Travels, no matter how long or short, are always life-changing.
2007 was a year I would always associate with homesickness. It was my first time to be permanently away. What I had anticipated to be an exciting and fabulous experience would turn out to be a roller-coaster ride of adjusting to a new environment (from dry/rainy season to a four-season climate), adapting to a new culture, (which includes strange tastes, unfamiliar sounds, & jaw-dropping sights, i.e. hi-tech comfort rooms with temperature and pressure-controlled bidets & flush-sound option without any actual flushing for those too conscious to let strangers hear them pee) and dealing with the idea of no longer being "home," (away from my friends, boyfriend, and the local parties). At the start, I was very resistant to all the newness being thrown my way but months later, I started to love it.
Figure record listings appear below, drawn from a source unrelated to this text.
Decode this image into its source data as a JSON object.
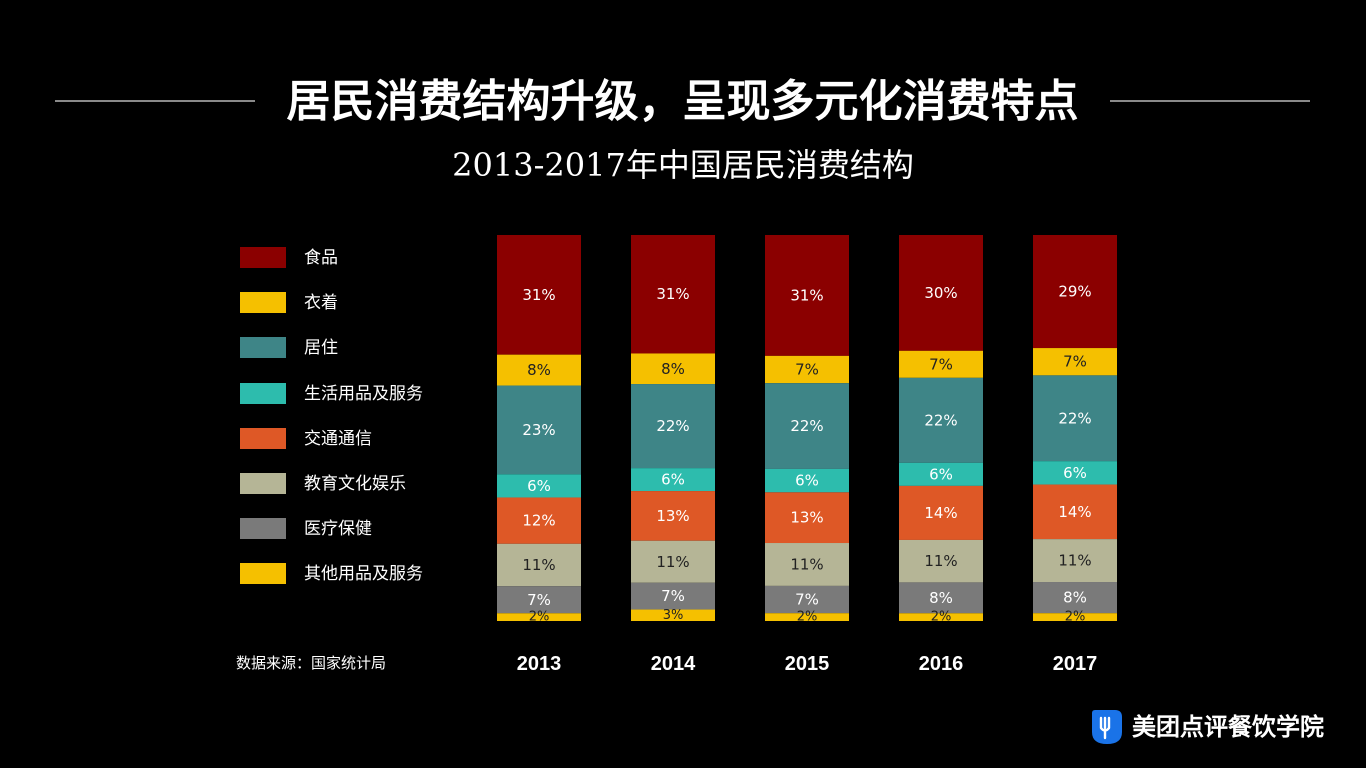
{
  "header": {
    "title": "居民消费结构升级，呈现多元化消费特点"
  },
  "source_note": "数据来源：国家统计局",
  "brand": {
    "name": "美团点评餐饮学院",
    "icon": "meituan-logo-icon",
    "icon_color": "#1a73e8"
  },
  "chart_data": {
    "type": "bar",
    "stacked": true,
    "title": "2013-2017年中国居民消费结构",
    "categories": [
      "2013",
      "2014",
      "2015",
      "2016",
      "2017"
    ],
    "value_suffix": "%",
    "legend_position": "left",
    "ylim": [
      0,
      100
    ],
    "series": [
      {
        "name": "食品",
        "color": "#8b0000",
        "label_color": "#ffffff",
        "values": [
          31,
          31,
          31,
          30,
          29
        ]
      },
      {
        "name": "衣着",
        "color": "#f5c000",
        "label_color": "#222222",
        "values": [
          8,
          8,
          7,
          7,
          7
        ]
      },
      {
        "name": "居住",
        "color": "#3e8587",
        "label_color": "#ffffff",
        "values": [
          23,
          22,
          22,
          22,
          22
        ]
      },
      {
        "name": "生活用品及服务",
        "color": "#2dbcad",
        "label_color": "#ffffff",
        "values": [
          6,
          6,
          6,
          6,
          6
        ]
      },
      {
        "name": "交通通信",
        "color": "#de5826",
        "label_color": "#ffffff",
        "values": [
          12,
          13,
          13,
          14,
          14
        ]
      },
      {
        "name": "教育文化娱乐",
        "color": "#b5b596",
        "label_color": "#222222",
        "values": [
          11,
          11,
          11,
          11,
          11
        ]
      },
      {
        "name": "医疗保健",
        "color": "#7a7a7a",
        "label_color": "#ffffff",
        "values": [
          7,
          7,
          7,
          8,
          8
        ]
      },
      {
        "name": "其他用品及服务",
        "color": "#f5c000",
        "label_color": "#222222",
        "values": [
          2,
          3,
          2,
          2,
          2
        ]
      }
    ]
  }
}
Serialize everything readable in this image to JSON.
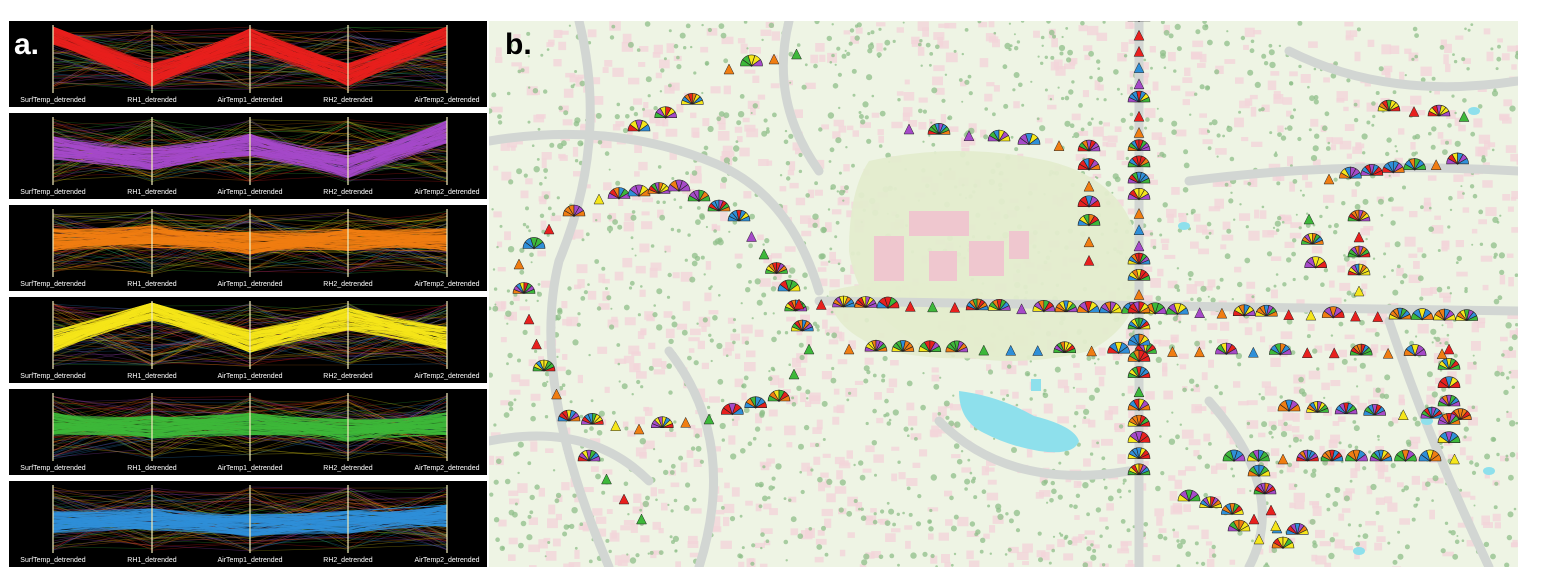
{
  "panel_a": {
    "label": "a.",
    "axis_labels": [
      "SurfTemp_detrended",
      "RH1_detrended",
      "AirTemp1_detrended",
      "RH2_detrended",
      "AirTemp2_detrended"
    ],
    "rows": [
      {
        "color": "#e8201e",
        "pattern": [
          0.1,
          0.75,
          0.2,
          0.75,
          0.1
        ]
      },
      {
        "color": "#a64ac9",
        "pattern": [
          0.45,
          0.62,
          0.4,
          0.75,
          0.2
        ]
      },
      {
        "color": "#f07d12",
        "pattern": [
          0.45,
          0.4,
          0.5,
          0.45,
          0.45
        ]
      },
      {
        "color": "#f5e61a",
        "pattern": [
          0.6,
          0.1,
          0.6,
          0.25,
          0.55
        ]
      },
      {
        "color": "#3db83a",
        "pattern": [
          0.45,
          0.5,
          0.45,
          0.55,
          0.45
        ]
      },
      {
        "color": "#2f8fd8",
        "pattern": [
          0.55,
          0.5,
          0.6,
          0.55,
          0.45
        ]
      }
    ]
  },
  "panel_b": {
    "label": "b.",
    "glyph_colors": [
      "#e8201e",
      "#2f8fd8",
      "#a64ac9",
      "#f07d12",
      "#f5e61a",
      "#3db83a"
    ],
    "map_colors": {
      "background": "#eef4e4",
      "road": "#d2d6d3",
      "building": "#f3d5da",
      "vegetation": "#8fbf8a",
      "park": "#e3eccd",
      "water": "#8ee0ec"
    }
  }
}
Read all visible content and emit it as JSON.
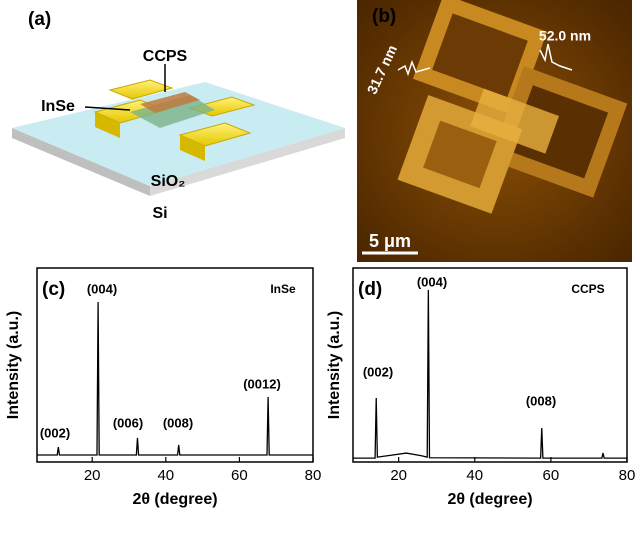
{
  "schematic": {
    "panel_label": "(a)",
    "labels": [
      "CCPS",
      "InSe",
      "SiO₂",
      "Si"
    ]
  },
  "afm": {
    "panel_label": "(b)",
    "heights": [
      "31.7 nm",
      "52.0 nm"
    ],
    "scale_bar": "5 μm"
  },
  "chart_data": [
    {
      "type": "line",
      "panel_label": "(c)",
      "sample": "InSe",
      "xlabel": "2θ (degree)",
      "ylabel": "Intensity (a.u.)",
      "x": [
        5,
        10.5,
        10.8,
        11.1,
        21.3,
        21.6,
        21.9,
        32.0,
        32.3,
        32.6,
        43.2,
        43.5,
        43.8,
        67.5,
        67.8,
        68.1,
        80
      ],
      "values": [
        3.6,
        3.6,
        7.7,
        3.6,
        3.6,
        82.5,
        3.6,
        3.6,
        12.4,
        3.6,
        3.6,
        8.8,
        3.6,
        3.6,
        33.5,
        3.6,
        3.6
      ],
      "color": "#000000",
      "annotations": [
        "(002)",
        "(004)",
        "(006)",
        "(008)",
        "(0012)"
      ],
      "xlim": [
        5,
        80
      ],
      "xticks": [
        20,
        40,
        60,
        80
      ],
      "ylim": [
        0,
        100
      ]
    },
    {
      "type": "line",
      "panel_label": "(d)",
      "sample": "CCPS",
      "xlabel": "2θ (degree)",
      "ylabel": "Intensity (a.u.)",
      "x": [
        8,
        13.8,
        14.1,
        14.4,
        18,
        22,
        26,
        27.5,
        27.8,
        28.1,
        57.3,
        57.6,
        57.9,
        73.4,
        73.7,
        74.0,
        80
      ],
      "values": [
        2,
        2,
        33,
        2.5,
        3.5,
        4.6,
        3.2,
        2.5,
        88.7,
        2.2,
        2,
        17.5,
        2,
        2,
        4.6,
        2,
        2
      ],
      "color": "#000000",
      "annotations": [
        "(002)",
        "(004)",
        "(008)"
      ],
      "xlim": [
        8,
        80
      ],
      "xticks": [
        20,
        40,
        60,
        80
      ],
      "ylim": [
        0,
        100
      ]
    }
  ]
}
After being away for a year and a half, I had since moved back to the Philippines. But 2007 and the months that ensued while I was away discovering Japan taught me how fun it is to be in a state of mobility. However, rarely does traveling not involve a hitch; airports are one of the most stressful places on Earth and any bus ride that exceeds 4 hours is hard to think of as being "joyful."
So why do I even bother? Because to me, traveling is not a word you necessarily associate with luxury. Yes, some travels can be luxurious, but a trip that involves staying in a spartan room without TV or AC can still be a trip worth taking if it allows you to bring home something real. More than anything, I think traveling is a way to gain a deeper glimpse of the world. We travel to learn and be awed; to be stimulated by how big and strange, yet the same, our vast planet is.
Let this blog be a chronicler of past and future travels and those other things that fall in between.